= Inode pointer structure =

Hierarchy/layout for directing inodes in a Unix File System

Example of structure

The inode pointer structure is a structure adopted by the inode of a file in the Version 6 Unix file system, Version 7 Unix file system, and Unix File System (UFS) to list the addresses of a file's data blocks. It is also adopted by many related file systems, including the ext3 file system, popular with Linux users.

==Structure==
In the file system used in Version 6 Unix, an inode contains eight pointers:

- 8 direct pointers that directly point to blocks of a file with eight or fewer blocks;
- 8 singly indirect pointers (pointing to a block of direct pointers) for files with more than eight blocks.

In the file system used in Version 7 Unix, an inode contains thirteen pointers:

- 10 direct pointers that directly point to blocks of a file with eight or fewer blocks;
- 1 singly indirect pointer (pointing to a block of direct pointers)
- 1 doubly indirect pointer (pointing to a block of single indirect pointers)
- 1 triply indirect pointer (pointing to a block of doubly indirect pointers)

In the Unix file system, an inode contains fifteen pointers:

- 12 direct pointers that directly point to blocks of the file's data
- 1 singly indirect pointer (pointing to a block of direct pointers)
- 1 doubly indirect pointer (pointing to a block of single indirect pointers)
- 1 triply indirect pointer (pointing to a block of doubly indirect pointers)

The levels of indirection indicate the number of pointer that must be followed before reaching actual file data.

==Key features==

===Fixed logical block size===
The structure is partially illustrated in the diagram accompanying this article. The structure allows for inodes to describe very large files in file systems with a fixed logical block size. Central to the mechanism is that blocks of addresses (also called indirect blocks) are only allocated as needed. For example, in the Unix file system, a 12-block file would be described using just the inode because its blocks fit into the number of direct pointers available. However, a 13-block file needs an indirect block to contain the thirteenth address.

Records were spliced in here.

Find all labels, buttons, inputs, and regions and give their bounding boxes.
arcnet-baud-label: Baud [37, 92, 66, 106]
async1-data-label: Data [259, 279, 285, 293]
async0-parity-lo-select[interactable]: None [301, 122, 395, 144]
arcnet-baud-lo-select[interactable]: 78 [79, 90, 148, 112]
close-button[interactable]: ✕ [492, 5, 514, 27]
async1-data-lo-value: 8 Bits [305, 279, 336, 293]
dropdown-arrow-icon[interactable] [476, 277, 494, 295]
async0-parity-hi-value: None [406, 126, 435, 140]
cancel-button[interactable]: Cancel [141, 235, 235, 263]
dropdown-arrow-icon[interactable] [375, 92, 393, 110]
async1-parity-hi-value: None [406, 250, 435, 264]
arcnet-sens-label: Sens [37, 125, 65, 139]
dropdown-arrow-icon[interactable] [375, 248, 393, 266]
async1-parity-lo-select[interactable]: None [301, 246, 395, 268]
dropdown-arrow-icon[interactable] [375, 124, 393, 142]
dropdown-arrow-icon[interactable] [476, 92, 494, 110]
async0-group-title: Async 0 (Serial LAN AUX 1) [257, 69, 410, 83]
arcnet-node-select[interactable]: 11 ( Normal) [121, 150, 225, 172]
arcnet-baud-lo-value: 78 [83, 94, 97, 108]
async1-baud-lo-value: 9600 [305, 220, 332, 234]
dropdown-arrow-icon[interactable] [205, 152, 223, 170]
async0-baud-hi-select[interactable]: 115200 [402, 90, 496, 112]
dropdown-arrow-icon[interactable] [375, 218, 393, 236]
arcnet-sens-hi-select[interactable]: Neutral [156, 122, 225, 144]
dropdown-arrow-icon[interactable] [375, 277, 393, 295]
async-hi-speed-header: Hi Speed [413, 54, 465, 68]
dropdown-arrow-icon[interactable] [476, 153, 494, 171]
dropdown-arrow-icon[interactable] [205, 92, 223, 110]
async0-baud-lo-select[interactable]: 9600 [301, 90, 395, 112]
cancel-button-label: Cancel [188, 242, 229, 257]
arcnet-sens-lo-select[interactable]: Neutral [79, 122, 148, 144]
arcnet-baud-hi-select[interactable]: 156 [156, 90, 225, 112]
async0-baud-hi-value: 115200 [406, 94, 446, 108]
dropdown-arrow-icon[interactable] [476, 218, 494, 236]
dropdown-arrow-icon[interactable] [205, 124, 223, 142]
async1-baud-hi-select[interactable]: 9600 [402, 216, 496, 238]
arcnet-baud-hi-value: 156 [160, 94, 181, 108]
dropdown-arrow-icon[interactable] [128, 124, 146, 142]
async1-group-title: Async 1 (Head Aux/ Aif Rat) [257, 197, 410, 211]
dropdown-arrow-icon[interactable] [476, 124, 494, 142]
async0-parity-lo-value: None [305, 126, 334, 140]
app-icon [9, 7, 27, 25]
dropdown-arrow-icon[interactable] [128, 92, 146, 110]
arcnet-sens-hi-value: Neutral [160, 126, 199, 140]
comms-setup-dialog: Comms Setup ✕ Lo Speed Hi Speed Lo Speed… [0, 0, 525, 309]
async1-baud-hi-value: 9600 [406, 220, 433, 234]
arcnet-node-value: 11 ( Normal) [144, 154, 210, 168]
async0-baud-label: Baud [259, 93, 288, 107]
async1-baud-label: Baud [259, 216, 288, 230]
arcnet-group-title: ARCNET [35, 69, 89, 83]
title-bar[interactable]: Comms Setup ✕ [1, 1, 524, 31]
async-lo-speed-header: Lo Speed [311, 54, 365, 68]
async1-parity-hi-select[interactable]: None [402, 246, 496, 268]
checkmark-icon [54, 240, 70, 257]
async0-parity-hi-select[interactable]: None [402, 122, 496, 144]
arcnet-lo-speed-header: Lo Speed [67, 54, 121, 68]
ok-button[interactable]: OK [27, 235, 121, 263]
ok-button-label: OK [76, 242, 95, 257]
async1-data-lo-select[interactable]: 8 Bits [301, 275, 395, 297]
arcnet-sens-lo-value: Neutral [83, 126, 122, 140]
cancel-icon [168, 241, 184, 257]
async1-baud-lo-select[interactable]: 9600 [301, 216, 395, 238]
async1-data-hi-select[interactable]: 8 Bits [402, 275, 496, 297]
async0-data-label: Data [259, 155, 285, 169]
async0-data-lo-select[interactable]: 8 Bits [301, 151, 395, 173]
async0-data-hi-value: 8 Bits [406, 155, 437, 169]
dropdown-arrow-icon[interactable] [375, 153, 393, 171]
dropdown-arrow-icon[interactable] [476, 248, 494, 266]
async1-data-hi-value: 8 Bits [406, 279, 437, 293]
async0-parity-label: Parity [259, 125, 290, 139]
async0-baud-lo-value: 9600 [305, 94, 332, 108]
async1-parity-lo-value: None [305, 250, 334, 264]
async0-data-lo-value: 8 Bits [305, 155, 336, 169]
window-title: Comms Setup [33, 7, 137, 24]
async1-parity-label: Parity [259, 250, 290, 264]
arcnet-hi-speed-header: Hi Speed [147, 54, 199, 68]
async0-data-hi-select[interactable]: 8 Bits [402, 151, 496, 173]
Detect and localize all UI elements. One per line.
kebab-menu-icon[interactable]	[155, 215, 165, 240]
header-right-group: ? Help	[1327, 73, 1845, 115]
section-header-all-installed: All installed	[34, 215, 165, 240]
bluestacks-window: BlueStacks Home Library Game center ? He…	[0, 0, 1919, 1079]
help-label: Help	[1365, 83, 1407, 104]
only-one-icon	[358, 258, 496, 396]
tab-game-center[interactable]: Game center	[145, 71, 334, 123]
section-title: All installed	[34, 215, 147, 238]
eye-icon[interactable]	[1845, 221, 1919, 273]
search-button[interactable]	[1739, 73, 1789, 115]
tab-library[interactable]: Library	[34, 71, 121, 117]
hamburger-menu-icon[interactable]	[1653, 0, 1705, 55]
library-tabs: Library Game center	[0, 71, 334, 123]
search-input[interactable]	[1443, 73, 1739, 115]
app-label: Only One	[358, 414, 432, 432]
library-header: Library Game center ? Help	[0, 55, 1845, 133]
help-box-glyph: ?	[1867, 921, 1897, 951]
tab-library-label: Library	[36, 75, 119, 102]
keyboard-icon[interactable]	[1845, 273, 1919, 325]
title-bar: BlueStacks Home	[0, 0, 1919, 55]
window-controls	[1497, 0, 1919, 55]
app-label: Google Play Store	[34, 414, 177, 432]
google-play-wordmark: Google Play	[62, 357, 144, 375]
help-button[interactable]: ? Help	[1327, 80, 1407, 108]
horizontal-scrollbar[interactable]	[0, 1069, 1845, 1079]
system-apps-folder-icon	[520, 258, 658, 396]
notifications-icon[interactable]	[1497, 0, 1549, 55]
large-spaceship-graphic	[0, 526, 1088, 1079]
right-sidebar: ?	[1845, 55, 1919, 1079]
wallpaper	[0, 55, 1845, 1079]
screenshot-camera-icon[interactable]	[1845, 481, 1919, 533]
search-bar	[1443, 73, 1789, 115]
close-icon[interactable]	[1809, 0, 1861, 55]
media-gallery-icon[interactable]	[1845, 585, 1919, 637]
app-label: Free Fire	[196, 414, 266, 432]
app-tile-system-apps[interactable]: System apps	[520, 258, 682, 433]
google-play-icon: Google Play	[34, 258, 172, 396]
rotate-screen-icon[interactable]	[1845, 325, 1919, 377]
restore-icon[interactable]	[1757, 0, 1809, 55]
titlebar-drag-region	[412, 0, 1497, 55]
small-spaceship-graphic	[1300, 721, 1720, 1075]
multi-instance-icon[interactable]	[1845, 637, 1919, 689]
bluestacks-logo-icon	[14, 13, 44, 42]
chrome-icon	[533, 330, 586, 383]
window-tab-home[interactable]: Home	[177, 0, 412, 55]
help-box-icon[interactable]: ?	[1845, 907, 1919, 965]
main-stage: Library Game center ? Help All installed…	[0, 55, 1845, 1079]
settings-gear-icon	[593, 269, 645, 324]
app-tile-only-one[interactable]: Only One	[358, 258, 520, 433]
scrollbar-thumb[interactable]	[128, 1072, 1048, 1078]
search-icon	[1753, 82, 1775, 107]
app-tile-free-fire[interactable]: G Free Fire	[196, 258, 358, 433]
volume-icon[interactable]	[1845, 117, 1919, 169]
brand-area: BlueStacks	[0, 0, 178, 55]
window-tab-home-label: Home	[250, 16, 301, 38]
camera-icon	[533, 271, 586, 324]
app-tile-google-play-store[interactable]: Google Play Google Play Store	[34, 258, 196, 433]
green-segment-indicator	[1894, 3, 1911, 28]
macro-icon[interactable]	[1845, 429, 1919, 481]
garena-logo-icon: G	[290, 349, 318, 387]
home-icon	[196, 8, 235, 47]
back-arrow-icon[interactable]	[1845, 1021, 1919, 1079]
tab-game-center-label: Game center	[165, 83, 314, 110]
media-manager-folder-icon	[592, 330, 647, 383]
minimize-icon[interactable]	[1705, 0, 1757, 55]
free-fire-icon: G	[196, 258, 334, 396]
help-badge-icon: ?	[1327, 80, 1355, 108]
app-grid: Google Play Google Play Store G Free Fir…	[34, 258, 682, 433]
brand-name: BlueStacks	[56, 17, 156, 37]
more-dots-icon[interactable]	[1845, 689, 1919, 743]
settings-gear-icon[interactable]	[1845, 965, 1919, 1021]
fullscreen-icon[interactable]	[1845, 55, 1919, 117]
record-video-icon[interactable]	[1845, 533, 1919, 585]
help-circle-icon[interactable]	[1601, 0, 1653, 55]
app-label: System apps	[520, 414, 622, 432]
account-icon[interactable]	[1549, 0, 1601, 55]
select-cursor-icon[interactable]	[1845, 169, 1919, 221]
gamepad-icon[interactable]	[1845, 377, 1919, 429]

===Ease of data location===
The inode pointer structure not only allows for files to easily be allocated to non-contiguous blocks, it also allows the data at a particular location inside a file to be easily located. This is possible because the logical block size is fixed. For example, if each block is 8 kB, file data at 112 kB to 120 kB would be pointed to by the third pointer of the first indirect block (assuming twelve direct pointers in the inode pointer structure).

===Indirect blocks===
Unlike inodes, which are fixed in number and allocated in a special part of the file system, the indirect blocks may be of any number and are allocated in the same part of the file system as data blocks. The number of pointers in the indirect blocks is dependent on the block size and size of block pointers. Example: with a 512-byte block size, and 4-byte block pointers, each indirect block can consist of 128 (512 / 4) pointers.